Le retour périodique du cachalot dans certaines eaux est un fait si indubitable que de nombreux chasseurs pensent que si l’on pouvait l’observer et l’étudier de près dans toutes les mers du globe, si l’on pouvait confronter les livres de bord d’un seul voyage de toute la flotte baleinière, on verrait les migrations du cachalot se révéler aussi immuables que celles des bancs de harengs ou des vols d’hirondelles. Sur cette base, on a déjà tenté de dresser des cartes détaillées des migrations du cachalot [7].
De plus, les cachalots suivent des veines, comme on les appelle, lorsqu’ils vont d’un territoire alimentaire à l’autre, guidés par quelque infaillible instinct – disons plutôt par l’intelligence secrète de la divinité – et ils tracent leur route selon une ligne droite qu’aucune carte ne permettrait à un navire de suivre avec le dixième de leur admirable précision. Bien que le trajet adopté par un cétacé ait la rigueur d’un tracé d’arpenteur, qu’il s’y conforme inéluctablement, la veine arbitraire dans laquelle il évolue, a généralement quelques milles de largeur, plus ou moins selon qu’elle s’élargit ou se rétrécit, mais elle ne s’étend jamais au-delà du champ de vision des hommes en vigie au grand mât du navire, lorsqu’il glisse avec circonspection sur cette voie magique. En conséquence, si l’on emprunte ce chemin aux saisons adéquates, on peut avoir l’assurance d’y rencontrer des cétacés en migration.
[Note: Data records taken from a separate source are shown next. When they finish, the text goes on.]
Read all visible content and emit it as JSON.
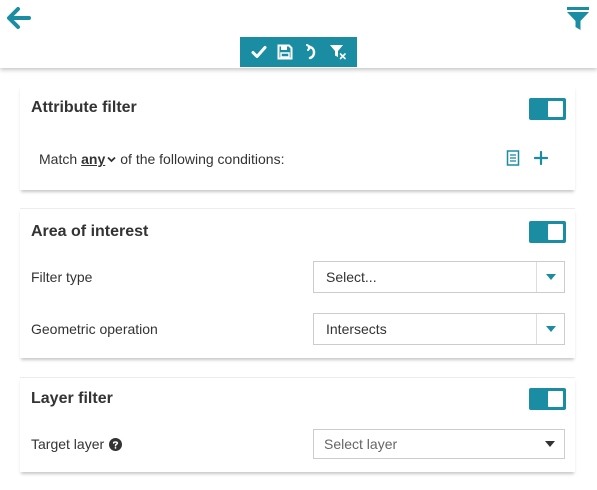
{
  "colors": {
    "accent": "#1a8da3",
    "text": "#333333",
    "border": "#cccccc"
  },
  "header": {
    "back_icon": "arrow-left-icon",
    "filter_icon": "funnel-icon",
    "toolbar": [
      {
        "name": "apply",
        "icon": "check-icon"
      },
      {
        "name": "save",
        "icon": "floppy-disk-icon"
      },
      {
        "name": "undo",
        "icon": "undo-icon"
      },
      {
        "name": "clear-filter",
        "icon": "filter-clear-icon"
      }
    ]
  },
  "attribute_filter": {
    "title": "Attribute filter",
    "enabled": true,
    "match_prefix": "Match",
    "match_value": "any",
    "match_suffix": "of the following conditions:"
  },
  "area_of_interest": {
    "title": "Area of interest",
    "enabled": true,
    "filter_type_label": "Filter type",
    "filter_type_value": "Select...",
    "geometric_operation_label": "Geometric operation",
    "geometric_operation_value": "Intersects"
  },
  "layer_filter": {
    "title": "Layer filter",
    "enabled": true,
    "target_layer_label": "Target layer",
    "target_layer_placeholder": "Select layer"
  }
}
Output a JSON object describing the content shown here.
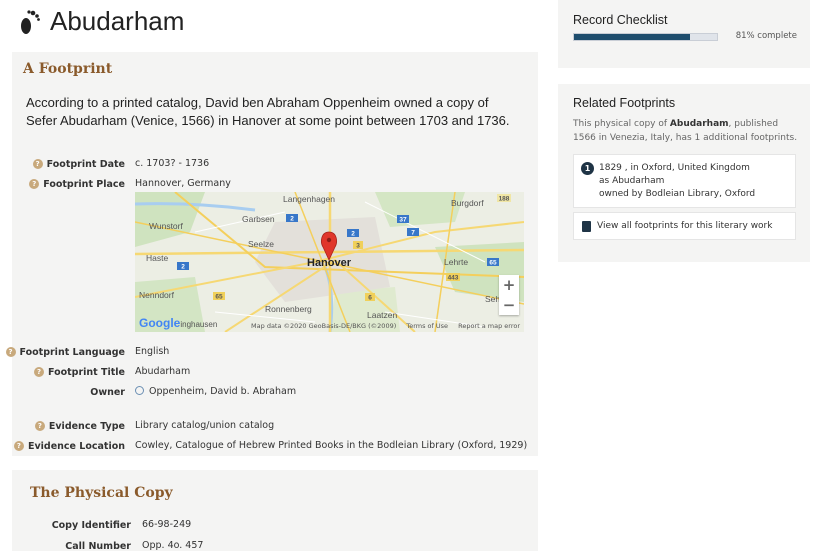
{
  "page": {
    "title": "Abudarham"
  },
  "footprint_card": {
    "heading": "A Footprint",
    "lead": "According to a printed catalog, David ben Abraham Oppenheim owned a copy of Sefer Abudarham (Venice, 1566) in Hanover at some point between 1703 and 1736.",
    "fields": {
      "date_label": "Footprint Date",
      "date_value": "c. 1703? - 1736",
      "place_label": "Footprint Place",
      "place_value": "Hannover, Germany",
      "language_label": "Footprint Language",
      "language_value": "English",
      "title_label": "Footprint Title",
      "title_value": "Abudarham",
      "owner_label": "Owner",
      "owner_value": "Oppenheim, David b. Abraham",
      "evidence_type_label": "Evidence Type",
      "evidence_type_value": "Library catalog/union catalog",
      "evidence_location_label": "Evidence Location",
      "evidence_location_value": "Cowley, Catalogue of Hebrew Printed Books in the Bodleian Library (Oxford, 1929)"
    }
  },
  "map": {
    "city_label": "Hanover",
    "labels": [
      "Langenhagen",
      "Burgdorf",
      "Garbsen",
      "Wunstorf",
      "Seelze",
      "Haste",
      "Lehrte",
      "Nenndorf",
      "Ronnenberg",
      "Laatzen",
      "Sehnde"
    ],
    "road_numbers": [
      "188",
      "2",
      "37",
      "7",
      "2",
      "3",
      "2",
      "65",
      "443",
      "65",
      "6"
    ],
    "zoom_in": "+",
    "zoom_out": "−",
    "google": "Google",
    "google_suffix": "inghausen",
    "attribution": "Map data ©2020 GeoBasis-DE/BKG (©2009)",
    "terms": "Terms of Use",
    "report": "Report a map error"
  },
  "physical_card": {
    "heading": "The Physical Copy",
    "copy_identifier_label": "Copy Identifier",
    "copy_identifier_value": "66-98-249",
    "call_number_label": "Call Number",
    "call_number_value": "Opp. 4o. 457"
  },
  "checklist": {
    "heading": "Record Checklist",
    "progress": 0.81,
    "progress_text": "81% complete"
  },
  "related": {
    "heading": "Related Footprints",
    "desc_prefix": "This physical copy of ",
    "desc_title": "Abudarham",
    "desc_suffix": ", published 1566 in Venezia, Italy, has 1 additional footprints.",
    "entry_number": "1",
    "entry_line1": "1829 , in Oxford, United Kingdom",
    "entry_line2": "as Abudarham",
    "entry_line3": "owned by Bodleian Library, Oxford",
    "view_all": "View all footprints for this literary work"
  },
  "colors": {
    "heading_brown": "#8a5a2b",
    "progress_fill": "#1f4e6e",
    "qmark": "#c8a97c",
    "pin_red": "#e0362b"
  }
}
Ainsi Achab pouvait espérer trouver sa proie, non seulement grâce au juste choix de l’époque et du lieu de séjour du cachalot en des territoires alimentaires déterminés mais il pouvait même espérer l’y croiser, grâce à la subtilité de ses calculs, en traversant les vastes étendues qui séparaient ces zones.
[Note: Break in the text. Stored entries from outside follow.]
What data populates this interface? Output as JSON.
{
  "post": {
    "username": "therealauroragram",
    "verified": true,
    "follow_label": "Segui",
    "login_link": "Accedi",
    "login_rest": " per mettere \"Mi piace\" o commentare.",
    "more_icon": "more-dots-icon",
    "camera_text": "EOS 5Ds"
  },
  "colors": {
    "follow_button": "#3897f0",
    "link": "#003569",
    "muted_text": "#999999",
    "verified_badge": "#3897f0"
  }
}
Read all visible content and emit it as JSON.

Un fait semblait de prime abord devoir entraver son projet délirant mais toutefois méthodique. Bien que les cachalots soient grégaires et hantent des régions déterminées à des saisons régulières, on ne peut guère en conclure que la bande qui s’y trouvera cette année sous telle latitude et telle longitude sera formée des mêmes individus que l’année précédente, bien que des exemples indubitables appuient la vérité du contraire. Cela est généralement valable, de façon plus restreinte, pour les vieux cachalots qui vivent en solitaires.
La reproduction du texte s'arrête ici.